Wednesday, December 1st, 2004 09:41 am (UTC)
Here, in Illinois, chilly is when you need to grab a light jacket. Nippy (or the much preferred Nipply) is when you really should be wearing long sleeves, but you are out and your shirt is so cute!

Cold is January and perhaps February when the temps go to the ones. Fucking Cold is when we go below zero. Damn Fucking Cold is when the windchill goes to -20.

*grin*
Wednesday, December 1st, 2004 06:10 pm (UTC)
I'm not the only one who says nipply? :)
Wednesday, December 1st, 2004 06:15 pm (UTC)
Hee! Nope, it's a designated temperature here! And it's an easy one to spot. ;)
Wednesday, December 1st, 2004 10:29 am (UTC)
When I was a child, my mother would always tell me, "Put on a sweater, it's chilly out." Or at most, "Put on a jacket, it's chilly out." So to me, chilly has always meant a little bit cold, but not very.

Cold applies to both absolute temperature, and to my perception of temperature. "Brr, it's cold today -- only 30 degrees" can be said when I'm warm and toasty in my blanket-cloth robe and fuzzy slippers, but "Brr, it's cold!" can be said when it's 62 degrees and I'm outside with no jacket or sweater.

I love exploring what the same words mean to different people. Forgetting that connotations can very widely is the basis of sooooo much misunderstanding and miscommunication!
Wednesday, December 1st, 2004 11:34 am (UTC)
Chilly means the same thing to me, I think, as it does to you.
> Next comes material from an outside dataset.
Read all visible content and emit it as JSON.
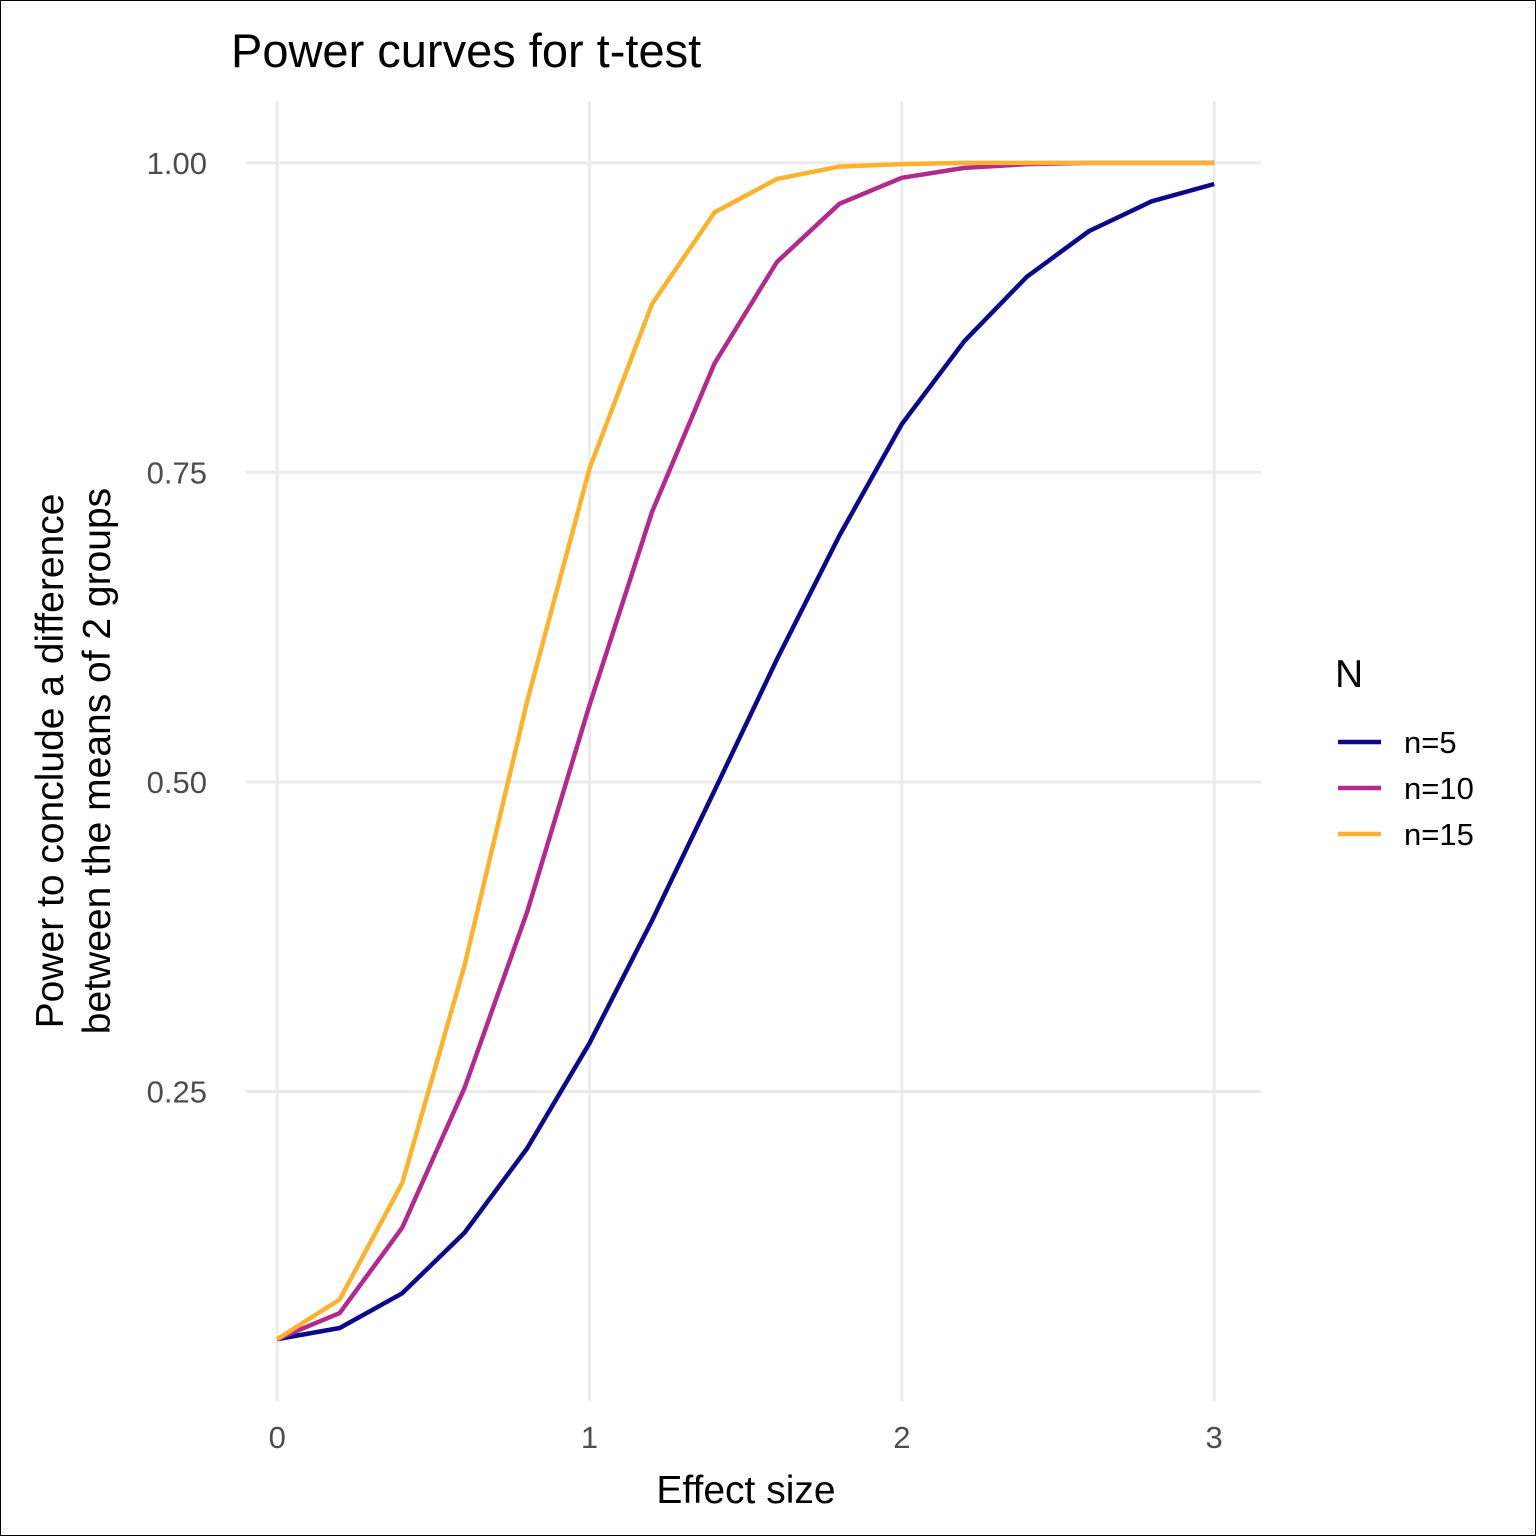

I'll use "it's cold" for 30 degrees but since I know I'm such a coldness-wimp I'll probably say instead "I'm cold" for the 62 degrees without a jacket.

The phenomenon I was trying to describe was that I *feel* colder when my environment is merely chilly than when it is truly cold. For some reason, chilly sinks in in a way that cold doesn't. (Probably because "cold" comes along with a coat or functioning heat in a house!)